Papaya King opened a restaurant at 1645 Wilcox Avenue in Hollywood (Los Angeles) California in 2011, but it had closed by the beginning of 2013. In May 2013, Papaya King opened a concept store on St. Marks Place, a historical and cultural crossroads in New York City’s East Village neighborhood. The store featured a recessed patio area in front, widely referred to as "the stoop", where customers and locals gathered. The store featured many of the classic elements that characterize the 86th Street location, with additional experiences such as vintage arcade games, a projector screen, a sound system, and branded merchandise. This location closed in November 2017 when the building was sold to a real estate developer. During the summer of 2014, Papaya King opened its first food truck that is parked throughout Manhattan and Brooklyn.

In May 2016, Papaya King expanded to Brooklyn and opened a third restaurant on the corner of Nevins Street and Flatbush Avenue in Downtown Brooklyn. This location mirrored the look of the original location on the Upper East Side. At some point during 2017-2018, this restaurant closed.

In 2016, Papaya King started franchising with two locations in Las Vegas. The first opened on November 14, 2016 across from the Hard Rock Hotel, and a second 24-hour location opened at the Hawaiian Marketplace in March 2017. The Las Vegas locations were much larger than the counter-service-only restaurants in New York, and had full liquor licenses and waiter service. It was reported in November 2017, however, that both locations had closed.
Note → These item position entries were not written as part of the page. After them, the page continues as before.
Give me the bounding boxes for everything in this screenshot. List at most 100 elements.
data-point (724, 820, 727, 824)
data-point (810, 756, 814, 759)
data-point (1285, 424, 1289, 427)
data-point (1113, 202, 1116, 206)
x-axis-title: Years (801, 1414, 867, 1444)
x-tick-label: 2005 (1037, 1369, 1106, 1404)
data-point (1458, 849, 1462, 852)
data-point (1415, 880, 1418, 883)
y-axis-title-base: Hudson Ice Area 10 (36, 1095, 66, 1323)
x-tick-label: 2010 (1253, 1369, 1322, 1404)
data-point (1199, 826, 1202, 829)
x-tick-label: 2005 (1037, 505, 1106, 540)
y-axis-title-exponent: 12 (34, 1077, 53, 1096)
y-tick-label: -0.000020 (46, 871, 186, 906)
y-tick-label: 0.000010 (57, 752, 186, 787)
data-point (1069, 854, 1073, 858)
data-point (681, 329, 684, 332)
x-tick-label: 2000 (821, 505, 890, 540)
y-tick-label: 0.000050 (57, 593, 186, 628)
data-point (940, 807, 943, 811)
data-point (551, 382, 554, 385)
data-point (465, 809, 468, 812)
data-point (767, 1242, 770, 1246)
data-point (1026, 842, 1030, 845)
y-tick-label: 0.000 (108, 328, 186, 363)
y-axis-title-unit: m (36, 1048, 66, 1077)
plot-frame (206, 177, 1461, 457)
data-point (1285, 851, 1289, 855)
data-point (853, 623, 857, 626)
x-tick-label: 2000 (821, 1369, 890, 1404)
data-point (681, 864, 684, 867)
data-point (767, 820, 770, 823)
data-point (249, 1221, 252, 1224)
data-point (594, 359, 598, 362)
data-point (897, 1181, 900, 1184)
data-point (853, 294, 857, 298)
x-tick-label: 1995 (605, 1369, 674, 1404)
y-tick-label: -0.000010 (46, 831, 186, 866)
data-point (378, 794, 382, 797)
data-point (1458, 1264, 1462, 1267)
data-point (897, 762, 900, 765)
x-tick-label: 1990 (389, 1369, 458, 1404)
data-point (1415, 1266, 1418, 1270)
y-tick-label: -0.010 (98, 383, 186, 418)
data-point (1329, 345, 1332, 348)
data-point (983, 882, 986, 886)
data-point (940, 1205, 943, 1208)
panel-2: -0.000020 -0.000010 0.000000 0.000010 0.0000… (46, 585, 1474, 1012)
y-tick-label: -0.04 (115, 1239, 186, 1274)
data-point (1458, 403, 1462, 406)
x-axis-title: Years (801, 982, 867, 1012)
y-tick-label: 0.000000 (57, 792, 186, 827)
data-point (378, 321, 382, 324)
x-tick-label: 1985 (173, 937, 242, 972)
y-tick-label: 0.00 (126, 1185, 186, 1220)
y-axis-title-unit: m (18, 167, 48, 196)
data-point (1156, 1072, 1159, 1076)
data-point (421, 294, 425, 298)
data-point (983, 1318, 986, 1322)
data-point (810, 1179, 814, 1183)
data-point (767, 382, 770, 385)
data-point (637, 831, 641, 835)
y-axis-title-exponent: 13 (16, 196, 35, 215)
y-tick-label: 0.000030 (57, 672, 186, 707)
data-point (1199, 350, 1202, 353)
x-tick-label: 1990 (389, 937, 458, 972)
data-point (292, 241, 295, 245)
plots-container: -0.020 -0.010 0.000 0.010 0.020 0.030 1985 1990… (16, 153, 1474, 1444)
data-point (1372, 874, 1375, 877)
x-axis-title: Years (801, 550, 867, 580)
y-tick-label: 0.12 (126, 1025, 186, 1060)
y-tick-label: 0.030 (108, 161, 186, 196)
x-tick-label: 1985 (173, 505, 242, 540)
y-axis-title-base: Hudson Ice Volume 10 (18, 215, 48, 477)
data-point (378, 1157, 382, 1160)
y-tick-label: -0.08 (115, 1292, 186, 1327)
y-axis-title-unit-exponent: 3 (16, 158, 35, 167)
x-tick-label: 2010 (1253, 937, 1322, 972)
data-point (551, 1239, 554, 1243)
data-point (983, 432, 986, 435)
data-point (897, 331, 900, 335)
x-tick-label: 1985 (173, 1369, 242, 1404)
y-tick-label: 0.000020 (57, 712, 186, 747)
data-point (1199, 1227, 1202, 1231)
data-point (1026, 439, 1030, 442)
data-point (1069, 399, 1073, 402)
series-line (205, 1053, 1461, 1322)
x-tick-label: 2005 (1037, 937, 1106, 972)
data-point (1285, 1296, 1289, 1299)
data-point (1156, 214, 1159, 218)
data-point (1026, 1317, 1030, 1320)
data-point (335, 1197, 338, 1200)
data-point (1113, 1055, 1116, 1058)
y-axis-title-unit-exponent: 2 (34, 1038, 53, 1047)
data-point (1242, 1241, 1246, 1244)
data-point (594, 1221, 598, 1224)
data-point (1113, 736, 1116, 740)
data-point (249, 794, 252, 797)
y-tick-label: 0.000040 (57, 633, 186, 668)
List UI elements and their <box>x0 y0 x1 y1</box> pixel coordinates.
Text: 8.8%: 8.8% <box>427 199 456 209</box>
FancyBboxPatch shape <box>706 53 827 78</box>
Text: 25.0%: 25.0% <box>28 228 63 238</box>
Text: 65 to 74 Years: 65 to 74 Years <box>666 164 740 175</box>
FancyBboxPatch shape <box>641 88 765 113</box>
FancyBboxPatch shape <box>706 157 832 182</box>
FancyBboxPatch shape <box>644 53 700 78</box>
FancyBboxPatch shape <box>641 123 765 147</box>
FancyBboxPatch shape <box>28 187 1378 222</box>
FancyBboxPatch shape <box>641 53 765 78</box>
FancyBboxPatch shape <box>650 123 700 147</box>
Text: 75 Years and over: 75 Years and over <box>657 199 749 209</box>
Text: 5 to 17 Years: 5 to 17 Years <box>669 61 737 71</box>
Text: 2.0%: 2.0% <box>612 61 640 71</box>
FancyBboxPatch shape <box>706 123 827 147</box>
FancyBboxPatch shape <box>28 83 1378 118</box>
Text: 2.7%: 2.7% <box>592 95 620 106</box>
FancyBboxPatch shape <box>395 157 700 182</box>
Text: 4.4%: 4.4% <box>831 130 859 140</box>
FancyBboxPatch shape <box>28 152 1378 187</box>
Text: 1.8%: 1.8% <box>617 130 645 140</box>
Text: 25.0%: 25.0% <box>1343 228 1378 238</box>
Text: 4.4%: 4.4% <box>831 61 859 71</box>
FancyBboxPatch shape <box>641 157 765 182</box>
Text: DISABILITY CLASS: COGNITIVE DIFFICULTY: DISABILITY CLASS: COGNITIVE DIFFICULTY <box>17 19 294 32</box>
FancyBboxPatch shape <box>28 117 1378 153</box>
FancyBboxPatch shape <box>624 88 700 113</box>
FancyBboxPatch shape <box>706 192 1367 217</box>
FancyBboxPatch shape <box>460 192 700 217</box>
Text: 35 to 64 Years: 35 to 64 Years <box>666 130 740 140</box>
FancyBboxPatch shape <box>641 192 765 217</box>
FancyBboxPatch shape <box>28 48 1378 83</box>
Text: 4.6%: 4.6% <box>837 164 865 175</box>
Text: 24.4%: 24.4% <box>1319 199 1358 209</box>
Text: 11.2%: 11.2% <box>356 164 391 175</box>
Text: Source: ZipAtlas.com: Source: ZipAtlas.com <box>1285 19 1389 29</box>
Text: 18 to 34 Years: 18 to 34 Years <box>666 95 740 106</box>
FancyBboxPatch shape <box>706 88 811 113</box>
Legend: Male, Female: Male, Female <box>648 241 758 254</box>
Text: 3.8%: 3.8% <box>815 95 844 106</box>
In 2022, it emerged that the original 86th and 3rd location was at risk of closure. The building had been purchased by Extell Development Company and rather than continue taking Papaya King's rent, Extell announced plans to demolish the one-story building and replace it with a high rise. In April 2023, it was announced that Papaya King would reopen in a larger space across the street from the original location, at 1535 Third Avenue, but in January it was announced that a dispute with the new landlord had caused the arrangement to be called off. Papaya King reopened on July 6, 2024, at 206 East 86th Street, half a block from its original location.